Ancak bu karar, soruna tam bir çözüm değildi.[44] Kalan bir sorun şurada bulunabilir: Whincup v Hughes,[45] bir saatçi sözleşmeden doğan yükümlülüklerini yerine getirdikten sonra öldüğü yer. Sözleşmeden doğan yükümlülüklerin sadece küçük bir kısmının yerine getirilmesine rağmen, ödenen 25 sterlin geri alınamadı.
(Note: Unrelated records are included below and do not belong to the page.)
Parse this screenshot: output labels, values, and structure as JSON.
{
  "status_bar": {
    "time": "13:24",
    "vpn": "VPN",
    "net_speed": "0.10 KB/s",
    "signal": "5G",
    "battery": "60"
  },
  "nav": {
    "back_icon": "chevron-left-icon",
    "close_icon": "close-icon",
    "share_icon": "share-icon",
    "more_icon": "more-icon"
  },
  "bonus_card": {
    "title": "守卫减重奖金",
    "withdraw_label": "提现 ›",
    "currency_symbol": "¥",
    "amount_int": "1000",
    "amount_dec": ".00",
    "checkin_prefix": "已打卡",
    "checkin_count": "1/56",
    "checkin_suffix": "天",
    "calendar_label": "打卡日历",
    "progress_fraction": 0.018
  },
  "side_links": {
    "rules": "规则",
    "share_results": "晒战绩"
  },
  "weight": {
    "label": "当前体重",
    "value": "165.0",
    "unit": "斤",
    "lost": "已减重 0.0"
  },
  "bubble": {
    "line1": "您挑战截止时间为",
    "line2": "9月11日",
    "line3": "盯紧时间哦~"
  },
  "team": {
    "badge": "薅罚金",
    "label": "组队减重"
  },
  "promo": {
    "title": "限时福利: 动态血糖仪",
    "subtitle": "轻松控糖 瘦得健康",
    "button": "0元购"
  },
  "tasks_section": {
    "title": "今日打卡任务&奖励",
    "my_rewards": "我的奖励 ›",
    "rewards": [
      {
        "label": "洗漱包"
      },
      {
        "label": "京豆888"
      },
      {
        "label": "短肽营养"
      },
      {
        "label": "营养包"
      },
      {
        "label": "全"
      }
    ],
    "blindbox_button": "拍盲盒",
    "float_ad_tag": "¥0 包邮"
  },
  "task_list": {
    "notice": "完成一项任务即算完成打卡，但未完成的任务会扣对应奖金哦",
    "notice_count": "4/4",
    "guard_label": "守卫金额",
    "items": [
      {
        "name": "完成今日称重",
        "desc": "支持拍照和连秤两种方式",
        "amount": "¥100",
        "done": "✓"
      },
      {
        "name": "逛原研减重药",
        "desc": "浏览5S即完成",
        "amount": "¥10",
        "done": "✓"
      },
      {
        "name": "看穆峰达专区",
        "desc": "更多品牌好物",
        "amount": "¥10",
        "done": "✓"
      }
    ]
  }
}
Kanun Reformu (Engellenmiş Sözleşmeler) Yasası 1943

Mali yükümlülük sorunu ve ön ödemelerin geri alınması, 1943 tarihli Kanun Reformu (Engellenmiş Sözleşmeler) Yasası'nın yürürlüğe girmesiyle etkin bir şekilde sona erdirildi. Hukuk Reformu Komisyonu Yedinci Ara Rapor.[46] Yasaya göre, ödemeler, mahkemelerin hakkaniyetli bulduğu bir şekilde, tamamen veya kısmen geri alınabilir. Ek olarak, gösterildiği gibi BP Exploration Co (Libya) Ltd v Hunt (No. 2),[47] Bir tarafın sinir bozucu olaydan önce kendisine önemli bir menfaat sağlaması durumunda, mahkemeler bu faydanın bir kısmını veya tamamını yine hakkaniyetli görüldüğü takdirde diğer tarafa paylaştırabilir.

Ayrıca bakınız

Notlar

  1. ^ Taylor v Caldwell (1863) 3 Ö & S 826
  2. ^ a b c d e Koffman, Macdonald, s. 520
  3. ^ a b Halson, s. 419
  4. ^ Pioneer Shipping Ltd v BTP Tioxide Ltd [1982] AC 724, s. 752
  5. ^ Paradine v Jane (1647) Aleyn 26
  6. ^ Halson, s. 417
  7. ^ Beale (2002) s. 611
  8. ^ F.A. Tamplin S.S. Co Ltd v Anglo-Mexican Petroleum Products Co Ltd [1916] 2 AC 397, 403-404
  9. ^ Krell v Henry [1903] 2 KB 740
  10. ^ Beale (2002) s. 612
  11. ^ Beale (2002) s. 614
  12. ^ Herne Bay Steamboat Co v Hutton [1903] 2 KB 683
  13. ^ Beale (2002) s. 617
  14. ^ McElroy, Williams (Nisan 1941), s. 243
  15. ^ Davis Müteahhitler - Fareham UDC [1956] AC 696
  16. ^ Halson (2001) s. 422
  17. ^ [1956] AC 696, s. 721
  18. ^ Koffman, Macdonald, s. 528
  19. ^ Mal Satışı Yasası 1979 c. 54
  20. ^ Koffman, Macdonald, s. 526
  21. ^ Denny, Mott ve Dickinson - James Fraser [1944] AC 265
  22. ^ Metropolitan Water Board v Dick, Kerr & Co Ltd [1918] AC 119
  23. ^ Ralli Bros v Compania Naviera Sota ve Aznar [1920] 2 KB 287
  24. ^ Koffman, Macdonald, s. 529
  25. ^ Robinson v Davison (1870-71) LR 6 Ör 269
  26. ^ Condor v The Baron Knights [1966] 1 WLR 87
  27. ^ Brodie 2006, s. 4
  28. ^ Notcutt v Universal Equipment Co. [1986] 1 WLR 641
  29. ^ İstihdam Koruma (Konsolidasyon) Yasası 1978 (c 44)
  30. ^ Sözleşme Hukuku İlkesi. s. 370.
  31. ^ Poole (2008) s. 575
  32. ^ Koffman, Macdonald, s. 524
  33. ^ [1956] AC 696, s. 724
  34. ^ Poole (2008) s. 562
  35. ^ Ocean Tramp Tankers Corporation v V / O Sovfracht [1964] 2 QB 226
  36. ^ Halson, s. 418
  37. ^ Maritime National Fish Ltd v Ocean Trawlers Ltd [1935] AC 524
  38. ^ Halson, s. 427
  39. ^ Koffman, Macdonald, s. 539
  40. ^ McElroy, Williams (Haziran 1941), s. 243
  41. ^ Chandler v Webster [1904] 1 KB 493
  42. ^ Fibrosa Spolka Akcyjna v Fairbairn Lawson Combe Barbour Ltd [1942] AC 32
  43. ^ [1942] AC 32, s. 61
  44. ^ Halson, s. 428
  45. ^ Whincup v Hughes (1870-71) LR 6 CP 78
  46. ^ Yedinci Ara Rapor, Cmd. 6009 of 1939
  47. ^ BP Exploration Co (Libya) Ltd v Hunt (No 2) [1979] 1 WLR 783

Referanslar

Kitabın
Nesne
  • D Brodie, 'Performans sorunları ve sözleşmenin hayal kırıklığı' (2006) 71 İstihdam Hukuku Bülteni 4
  • A Chandler, J Devenney ve J Poole, 'Yaygın hata: teorik gerekçeler ve düzeltici esneklik' [2004] Journal of Business Law 34
  • McElroy, R; Williams, Glanville (1941). "Taç Giyme Davaları. I". Modern Hukuk İncelemesi. Blackwell Publishing. 4 (4).
  • McElroy, R; Williams, Glanville (1941). "Taç Giyme Davaları II". Modern Hukuk İncelemesi. Blackwell Publishing. 5 (1).